The Empire wrote that the once-strong voice of opposition was quickly whittled to "a defensive whisper." The 5-foot-5-inch Indian woman, the Empire said, stole the show.
"There are three kinds of persons who practice discrimination," Peratrovich is reported as saying to the senators there assembled.
"First, the politician who wants to maintain an inferior minority group so that he can always promise them something; second, the Mr. and Mrs. Jones who aren't quite sure of their social position and who are nice to you on one occasion and cant see you on others, depending on who they are with; and third, the great superman who believes in the superiority of the white race."
Discrimination suffered by herself and her friends, Peratrovich told the assembled body, "has forced the finest of our race to associate with white trash," the Empire reported.
There was an awesome silence in the hall. "You could hear a pin drop," recalled Elizabeths husband, Roy Peratrovich, one of the early leaders of the Alaska Native Brotherhood and a front-runner in the fight for equality.
According to the next days Empire, Peratrovich "climaxed the hearing . . . with a biting condemnation of the super race attitude." Her plea, Gruening said in his book, could not have been more effective.
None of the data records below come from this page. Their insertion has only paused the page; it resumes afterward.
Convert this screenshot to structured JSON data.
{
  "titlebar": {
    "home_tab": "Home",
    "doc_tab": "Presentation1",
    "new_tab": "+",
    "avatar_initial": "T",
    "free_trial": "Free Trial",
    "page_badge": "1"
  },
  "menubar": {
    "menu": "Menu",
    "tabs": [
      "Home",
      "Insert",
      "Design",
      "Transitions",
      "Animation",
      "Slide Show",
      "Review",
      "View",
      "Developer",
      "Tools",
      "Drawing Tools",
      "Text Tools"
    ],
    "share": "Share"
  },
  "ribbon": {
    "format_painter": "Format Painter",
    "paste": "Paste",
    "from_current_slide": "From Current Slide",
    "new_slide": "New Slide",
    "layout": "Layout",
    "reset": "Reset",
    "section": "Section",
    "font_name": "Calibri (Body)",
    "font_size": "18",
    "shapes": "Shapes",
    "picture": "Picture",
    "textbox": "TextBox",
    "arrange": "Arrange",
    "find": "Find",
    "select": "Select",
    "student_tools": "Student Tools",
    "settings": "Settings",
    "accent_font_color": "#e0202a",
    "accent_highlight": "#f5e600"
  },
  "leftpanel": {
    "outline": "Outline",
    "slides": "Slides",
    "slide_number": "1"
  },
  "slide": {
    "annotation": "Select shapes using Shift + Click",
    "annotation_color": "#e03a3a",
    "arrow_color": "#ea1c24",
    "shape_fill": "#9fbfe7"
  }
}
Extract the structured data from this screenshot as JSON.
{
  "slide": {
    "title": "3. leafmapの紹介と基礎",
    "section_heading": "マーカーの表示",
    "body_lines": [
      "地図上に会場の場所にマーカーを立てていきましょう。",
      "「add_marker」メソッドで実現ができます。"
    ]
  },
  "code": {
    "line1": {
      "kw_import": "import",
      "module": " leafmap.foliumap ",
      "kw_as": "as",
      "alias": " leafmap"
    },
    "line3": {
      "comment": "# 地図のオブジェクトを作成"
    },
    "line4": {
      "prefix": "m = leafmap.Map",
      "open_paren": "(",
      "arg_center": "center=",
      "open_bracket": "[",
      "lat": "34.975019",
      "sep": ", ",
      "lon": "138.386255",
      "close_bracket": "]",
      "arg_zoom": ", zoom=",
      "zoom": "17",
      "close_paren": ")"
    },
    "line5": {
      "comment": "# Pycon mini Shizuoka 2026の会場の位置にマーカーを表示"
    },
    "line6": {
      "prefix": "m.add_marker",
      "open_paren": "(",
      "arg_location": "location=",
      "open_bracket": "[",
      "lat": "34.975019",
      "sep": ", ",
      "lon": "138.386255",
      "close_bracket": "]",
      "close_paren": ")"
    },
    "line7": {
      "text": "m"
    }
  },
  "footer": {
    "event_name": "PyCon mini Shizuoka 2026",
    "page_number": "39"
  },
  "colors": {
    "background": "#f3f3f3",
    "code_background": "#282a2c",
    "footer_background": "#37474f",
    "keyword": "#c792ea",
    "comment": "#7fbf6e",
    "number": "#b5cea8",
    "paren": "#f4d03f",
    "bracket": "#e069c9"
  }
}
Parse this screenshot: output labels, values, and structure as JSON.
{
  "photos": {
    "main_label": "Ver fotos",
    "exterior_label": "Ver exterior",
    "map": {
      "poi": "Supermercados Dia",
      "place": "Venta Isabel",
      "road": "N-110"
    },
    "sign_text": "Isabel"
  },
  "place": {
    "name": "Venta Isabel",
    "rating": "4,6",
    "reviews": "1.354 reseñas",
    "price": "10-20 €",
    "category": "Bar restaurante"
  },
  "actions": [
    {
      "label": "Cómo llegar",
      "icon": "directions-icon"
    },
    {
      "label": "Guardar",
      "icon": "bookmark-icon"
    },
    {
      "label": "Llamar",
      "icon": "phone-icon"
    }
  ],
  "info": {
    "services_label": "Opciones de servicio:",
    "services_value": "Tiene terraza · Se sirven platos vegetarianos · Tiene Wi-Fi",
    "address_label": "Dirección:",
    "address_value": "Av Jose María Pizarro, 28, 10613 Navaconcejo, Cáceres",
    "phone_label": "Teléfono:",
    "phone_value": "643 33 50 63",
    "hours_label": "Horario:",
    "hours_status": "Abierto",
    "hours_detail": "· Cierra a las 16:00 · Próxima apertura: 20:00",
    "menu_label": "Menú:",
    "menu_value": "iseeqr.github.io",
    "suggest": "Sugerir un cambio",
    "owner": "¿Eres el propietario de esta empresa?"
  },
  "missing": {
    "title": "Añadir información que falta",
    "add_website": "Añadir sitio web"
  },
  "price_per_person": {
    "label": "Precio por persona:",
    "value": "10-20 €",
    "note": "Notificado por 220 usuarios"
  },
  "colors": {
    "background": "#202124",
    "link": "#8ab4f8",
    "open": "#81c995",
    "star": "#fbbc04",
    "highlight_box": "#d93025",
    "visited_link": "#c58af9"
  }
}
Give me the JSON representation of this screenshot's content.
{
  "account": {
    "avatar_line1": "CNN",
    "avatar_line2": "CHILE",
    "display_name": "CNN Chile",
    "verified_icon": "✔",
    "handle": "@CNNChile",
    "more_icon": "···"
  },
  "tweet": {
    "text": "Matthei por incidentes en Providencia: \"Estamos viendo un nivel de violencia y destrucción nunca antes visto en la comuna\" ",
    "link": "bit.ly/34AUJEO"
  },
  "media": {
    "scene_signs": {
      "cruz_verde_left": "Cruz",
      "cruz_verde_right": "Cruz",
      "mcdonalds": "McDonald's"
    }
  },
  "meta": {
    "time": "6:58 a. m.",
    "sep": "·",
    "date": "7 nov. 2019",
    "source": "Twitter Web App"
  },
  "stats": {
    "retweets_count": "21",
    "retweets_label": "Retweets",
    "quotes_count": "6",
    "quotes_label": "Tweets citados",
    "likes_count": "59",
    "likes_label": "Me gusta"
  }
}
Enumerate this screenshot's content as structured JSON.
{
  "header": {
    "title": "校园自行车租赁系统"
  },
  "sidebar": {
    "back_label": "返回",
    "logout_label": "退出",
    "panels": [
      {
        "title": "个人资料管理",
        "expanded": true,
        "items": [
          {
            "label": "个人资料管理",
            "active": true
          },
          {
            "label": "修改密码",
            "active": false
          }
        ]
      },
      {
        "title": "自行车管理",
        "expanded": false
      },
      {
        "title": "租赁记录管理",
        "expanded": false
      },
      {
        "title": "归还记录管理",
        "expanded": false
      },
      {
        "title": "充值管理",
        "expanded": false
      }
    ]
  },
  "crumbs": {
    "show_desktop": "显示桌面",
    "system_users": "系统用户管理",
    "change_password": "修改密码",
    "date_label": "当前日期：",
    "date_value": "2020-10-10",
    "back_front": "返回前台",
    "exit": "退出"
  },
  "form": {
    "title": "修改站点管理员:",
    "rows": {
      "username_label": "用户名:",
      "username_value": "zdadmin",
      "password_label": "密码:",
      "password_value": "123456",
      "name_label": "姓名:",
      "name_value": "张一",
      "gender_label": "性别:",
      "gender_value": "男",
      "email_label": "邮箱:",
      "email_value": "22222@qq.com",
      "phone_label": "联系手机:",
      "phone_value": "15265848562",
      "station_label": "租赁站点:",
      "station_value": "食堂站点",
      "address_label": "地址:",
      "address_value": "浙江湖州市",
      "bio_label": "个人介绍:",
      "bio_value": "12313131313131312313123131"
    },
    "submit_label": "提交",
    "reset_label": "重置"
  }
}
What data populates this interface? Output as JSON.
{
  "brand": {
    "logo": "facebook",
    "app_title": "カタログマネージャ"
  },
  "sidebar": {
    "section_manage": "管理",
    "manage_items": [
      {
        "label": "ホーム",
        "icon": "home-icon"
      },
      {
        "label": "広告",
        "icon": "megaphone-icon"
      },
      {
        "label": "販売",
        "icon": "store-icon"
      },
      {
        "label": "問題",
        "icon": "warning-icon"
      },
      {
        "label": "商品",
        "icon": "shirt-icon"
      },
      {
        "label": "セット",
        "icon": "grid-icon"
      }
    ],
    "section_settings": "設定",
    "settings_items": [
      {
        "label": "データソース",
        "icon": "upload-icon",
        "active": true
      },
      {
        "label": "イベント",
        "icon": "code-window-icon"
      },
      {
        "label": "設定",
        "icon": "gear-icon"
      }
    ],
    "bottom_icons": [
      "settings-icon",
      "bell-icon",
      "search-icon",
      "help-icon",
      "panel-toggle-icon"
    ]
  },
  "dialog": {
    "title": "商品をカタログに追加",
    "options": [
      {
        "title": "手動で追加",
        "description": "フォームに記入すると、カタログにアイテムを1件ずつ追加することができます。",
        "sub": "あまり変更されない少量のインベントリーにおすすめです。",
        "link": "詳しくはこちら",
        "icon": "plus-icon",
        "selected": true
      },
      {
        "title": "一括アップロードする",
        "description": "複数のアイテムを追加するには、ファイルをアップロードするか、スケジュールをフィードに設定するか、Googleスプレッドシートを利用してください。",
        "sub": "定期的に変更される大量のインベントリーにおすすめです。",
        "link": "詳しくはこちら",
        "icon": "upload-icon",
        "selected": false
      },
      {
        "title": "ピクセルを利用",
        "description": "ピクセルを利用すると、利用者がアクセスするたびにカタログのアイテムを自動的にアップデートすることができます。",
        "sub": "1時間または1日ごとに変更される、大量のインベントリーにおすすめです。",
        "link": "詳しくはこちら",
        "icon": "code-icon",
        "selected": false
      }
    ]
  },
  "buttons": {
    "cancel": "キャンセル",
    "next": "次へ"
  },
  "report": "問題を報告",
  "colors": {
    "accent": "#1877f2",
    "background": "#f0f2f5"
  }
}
When she finished her speech, there was a wild burst of applause from the gallery. The Senate passed the bill on an 11-5 vote.
For years before the hearing, the Peratroviches had been calling attention to discrimination and prejudice whenever they saw it. The couple wrote numerous letters to Gruening, as well as territorial representative Anthony Dimond in Washington, D.C.
At home, the three Peratrovich children, shielded from racial tension by their parents, knew little of the battle their mother fought. "She never allowed us to dwell on the negative points of other people," said Roy Peratrovich, Jr., a local civil engineer.
Born on Independence Day, 1911, in Sitka, the tenacious Tlingit woman went to school at Sheldon Jackson and attended a teachers college in Bellingham, Wash. There, she and Roy Sr. married. "We were broke and decided that two can live as cheaply as one," the senior Peratrovich said.
Upon their return to Alaska, they were shocked by the signs in business establishments, and they set out to change things.
Gruening had given up trying to talk sense into offending business owners. "We need a new law," he told them.
Samples of anti-discrimination legislation were gathered from other states. Peratrovich and his wife lobbied the territorial legislators.
The act, once passed, won Alaska Natives full and equal accommodations in hotels, eateries, soda fountains, soft-drink parlors and roadhouses; the penalty for violations included a $250 fine, a 30-day jail term, or both.
Of Elizabeth Peratrovich, the Empire wrote: "It was the neatest performance of any witness to yet appear before this session, and there were a few red senatorial ears as she regally left the chamber."
Elizabeth Peratrovich died of cancer in 1950.